Good Goals are what gives a strategic plan momentum and what will make an organization excel! In order to make goals manageable, each one needs objectives. Objectives are the specific actions and milestones to goal accomplishment. Defining objectives is the critical step to making goal setting, and thereby the strategic plan, successful.
Just as goals must be realistic, reasonable, and measurable with a champion and completion date, objectives must clearly spell out the milestones to goal achievement. They must also be measurable; in fact, this is probably where the goal will actually be measured. Like the goals themselves, objectives must also have champions and completion dates.
Once the leadership team defines a goal, they must determine the objectives that will lead to its accomplishment. To do this, the team determines what steps need to be taken to make the goal a reality. However, this is where determining objectives and setting goals diverge. The leadership team may not have the expertise to determine the necessary objectives to realize a goal.

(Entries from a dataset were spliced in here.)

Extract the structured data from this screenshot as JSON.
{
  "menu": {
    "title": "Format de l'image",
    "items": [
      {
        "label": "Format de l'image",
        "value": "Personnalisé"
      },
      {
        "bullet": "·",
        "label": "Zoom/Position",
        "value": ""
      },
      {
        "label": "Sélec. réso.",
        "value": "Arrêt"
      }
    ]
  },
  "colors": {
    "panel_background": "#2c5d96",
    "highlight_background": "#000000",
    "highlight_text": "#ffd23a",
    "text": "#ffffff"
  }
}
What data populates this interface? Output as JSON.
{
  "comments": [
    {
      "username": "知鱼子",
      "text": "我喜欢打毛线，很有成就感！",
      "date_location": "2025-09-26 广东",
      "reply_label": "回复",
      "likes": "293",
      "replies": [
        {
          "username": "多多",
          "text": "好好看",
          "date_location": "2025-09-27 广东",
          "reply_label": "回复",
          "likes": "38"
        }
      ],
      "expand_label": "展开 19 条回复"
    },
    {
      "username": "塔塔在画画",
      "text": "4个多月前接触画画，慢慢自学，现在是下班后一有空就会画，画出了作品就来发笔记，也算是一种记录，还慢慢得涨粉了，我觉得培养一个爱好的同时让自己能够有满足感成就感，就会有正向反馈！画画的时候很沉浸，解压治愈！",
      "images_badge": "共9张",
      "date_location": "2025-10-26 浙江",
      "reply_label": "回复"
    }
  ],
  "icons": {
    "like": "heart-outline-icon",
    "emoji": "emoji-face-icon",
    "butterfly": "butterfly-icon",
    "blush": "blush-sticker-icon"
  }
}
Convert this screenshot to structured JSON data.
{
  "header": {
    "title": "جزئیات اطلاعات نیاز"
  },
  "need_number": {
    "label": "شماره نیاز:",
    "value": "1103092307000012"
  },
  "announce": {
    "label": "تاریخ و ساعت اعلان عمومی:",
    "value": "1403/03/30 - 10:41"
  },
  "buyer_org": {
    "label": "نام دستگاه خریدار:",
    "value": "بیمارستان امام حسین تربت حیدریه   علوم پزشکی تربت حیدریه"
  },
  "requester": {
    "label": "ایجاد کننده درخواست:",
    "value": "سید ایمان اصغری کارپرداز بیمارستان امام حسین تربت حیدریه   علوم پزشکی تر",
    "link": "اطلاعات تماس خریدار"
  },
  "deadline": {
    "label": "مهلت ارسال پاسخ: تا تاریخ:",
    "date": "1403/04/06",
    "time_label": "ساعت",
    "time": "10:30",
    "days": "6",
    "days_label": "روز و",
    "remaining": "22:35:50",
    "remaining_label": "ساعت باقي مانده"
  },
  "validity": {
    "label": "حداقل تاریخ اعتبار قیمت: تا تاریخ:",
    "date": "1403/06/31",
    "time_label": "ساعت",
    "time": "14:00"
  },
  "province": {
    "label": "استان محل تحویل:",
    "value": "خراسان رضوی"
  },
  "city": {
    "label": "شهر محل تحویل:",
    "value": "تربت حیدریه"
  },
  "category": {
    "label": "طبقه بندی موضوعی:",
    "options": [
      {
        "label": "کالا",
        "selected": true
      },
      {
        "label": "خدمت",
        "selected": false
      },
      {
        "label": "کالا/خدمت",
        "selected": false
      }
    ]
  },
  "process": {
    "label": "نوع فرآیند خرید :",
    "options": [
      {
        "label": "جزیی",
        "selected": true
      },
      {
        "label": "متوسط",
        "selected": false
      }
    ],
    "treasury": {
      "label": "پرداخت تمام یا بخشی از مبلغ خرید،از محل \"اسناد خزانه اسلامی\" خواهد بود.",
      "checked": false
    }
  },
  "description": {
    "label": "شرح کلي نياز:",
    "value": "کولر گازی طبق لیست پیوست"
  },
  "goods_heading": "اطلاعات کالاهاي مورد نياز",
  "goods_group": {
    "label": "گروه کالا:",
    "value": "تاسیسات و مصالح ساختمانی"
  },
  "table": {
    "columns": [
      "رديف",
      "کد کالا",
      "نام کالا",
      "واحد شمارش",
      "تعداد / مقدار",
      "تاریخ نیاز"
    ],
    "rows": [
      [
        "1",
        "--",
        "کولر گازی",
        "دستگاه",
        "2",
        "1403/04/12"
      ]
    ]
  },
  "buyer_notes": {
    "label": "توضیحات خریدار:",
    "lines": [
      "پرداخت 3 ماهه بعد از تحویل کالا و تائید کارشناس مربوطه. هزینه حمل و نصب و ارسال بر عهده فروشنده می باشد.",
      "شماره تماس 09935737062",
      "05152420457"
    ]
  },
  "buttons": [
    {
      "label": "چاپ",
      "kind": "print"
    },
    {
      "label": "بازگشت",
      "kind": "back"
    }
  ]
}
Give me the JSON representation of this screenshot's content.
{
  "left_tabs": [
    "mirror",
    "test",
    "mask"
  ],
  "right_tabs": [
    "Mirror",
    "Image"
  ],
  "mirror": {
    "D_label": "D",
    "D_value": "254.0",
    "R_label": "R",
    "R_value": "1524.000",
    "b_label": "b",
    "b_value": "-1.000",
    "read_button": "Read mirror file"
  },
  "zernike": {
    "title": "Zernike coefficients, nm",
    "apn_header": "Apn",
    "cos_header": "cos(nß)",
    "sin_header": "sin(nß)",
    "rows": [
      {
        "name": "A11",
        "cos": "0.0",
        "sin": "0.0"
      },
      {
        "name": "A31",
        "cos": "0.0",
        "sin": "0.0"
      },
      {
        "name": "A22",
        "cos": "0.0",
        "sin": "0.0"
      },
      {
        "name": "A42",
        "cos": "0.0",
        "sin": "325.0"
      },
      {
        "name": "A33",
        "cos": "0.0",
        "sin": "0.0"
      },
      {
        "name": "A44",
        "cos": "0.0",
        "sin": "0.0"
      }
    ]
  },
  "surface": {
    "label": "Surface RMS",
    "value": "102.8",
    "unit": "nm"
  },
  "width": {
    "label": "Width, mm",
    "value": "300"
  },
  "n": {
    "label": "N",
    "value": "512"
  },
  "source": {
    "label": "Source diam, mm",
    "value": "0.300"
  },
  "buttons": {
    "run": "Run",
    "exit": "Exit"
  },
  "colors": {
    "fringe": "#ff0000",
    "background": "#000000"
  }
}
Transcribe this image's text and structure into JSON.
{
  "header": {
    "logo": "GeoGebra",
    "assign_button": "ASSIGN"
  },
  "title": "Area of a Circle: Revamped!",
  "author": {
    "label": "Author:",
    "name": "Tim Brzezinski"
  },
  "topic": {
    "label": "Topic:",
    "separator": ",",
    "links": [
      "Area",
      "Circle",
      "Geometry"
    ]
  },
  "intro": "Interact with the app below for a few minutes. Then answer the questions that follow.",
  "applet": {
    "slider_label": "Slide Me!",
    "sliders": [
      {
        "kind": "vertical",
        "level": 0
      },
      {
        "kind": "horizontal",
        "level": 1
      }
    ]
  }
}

This is where the goal champion comes in.
The champion should be from a part of the organization that will have the primary responsibility for the goal and will probably form a separate team to determine the exact steps, or milestones, necessary to accomplish the goal. Each objective is an individual step towards the goal. The goal champion may appoint objective champions. Doing so is especially useful when the goal and its objectives are complex. Appointing champions is also a good way to help develop leadership skills in subordinates.
As an example, assume a manufacturing operation where the leadership team has set a goal to reduce time required for a particular process. Objectives for that goal might be,
1. Determine current time required.
2. Map steps for the current process.
3. Evaluate efficiency of each step in the current process.
4. Identify steps that can be eliminated or combined.
5. Monitor new process for time savings.
Each of these objectives would have a specific completion date based on the completion date for the overall goal. Additionally, each of these steps provides a measurement for the progress in meeting the goal and the last step suggests an overall measurement to determine if the goal is met. Notice that measurement does not have to be complicated. In this case, simply comparing the previous required time to the new required time will indicate whether the goal has been met.
This example is a simplified version of an actual event and it serves to illustrate another fact about determining objectives. In this case, it became apparent that the steps could not be accomplished in the time allotted for the goal. When this happens, the goal champion must present the facts to the leadership team who then must decide whether to revise the goal’s completion date. They must carefully consider the reasons, but should definitely be willing to make the required adjustment. Remember, the experts in the process associated with the goal are giving their best advice and the point is to better the organization, not cleave unbendingly to a point on the calendar.
The leadership team should meet within a short period of time after completing the goal setting portion of the strategic plan to hear reports from the goal champions. At this meeting, the champions present the final objectives required for their specific goal and request any modification to the completion dates. This meeting should not be delayed more than two weeks as the momentum toward goal completion is essential. Additionally, the leadership team should receive updates from each champion regularly, usually monthly, to ensure the goal is still on track.
Determining objectives completes the goal setting process and ensures the strategic plan is a comprehensive road map to help the organization excel.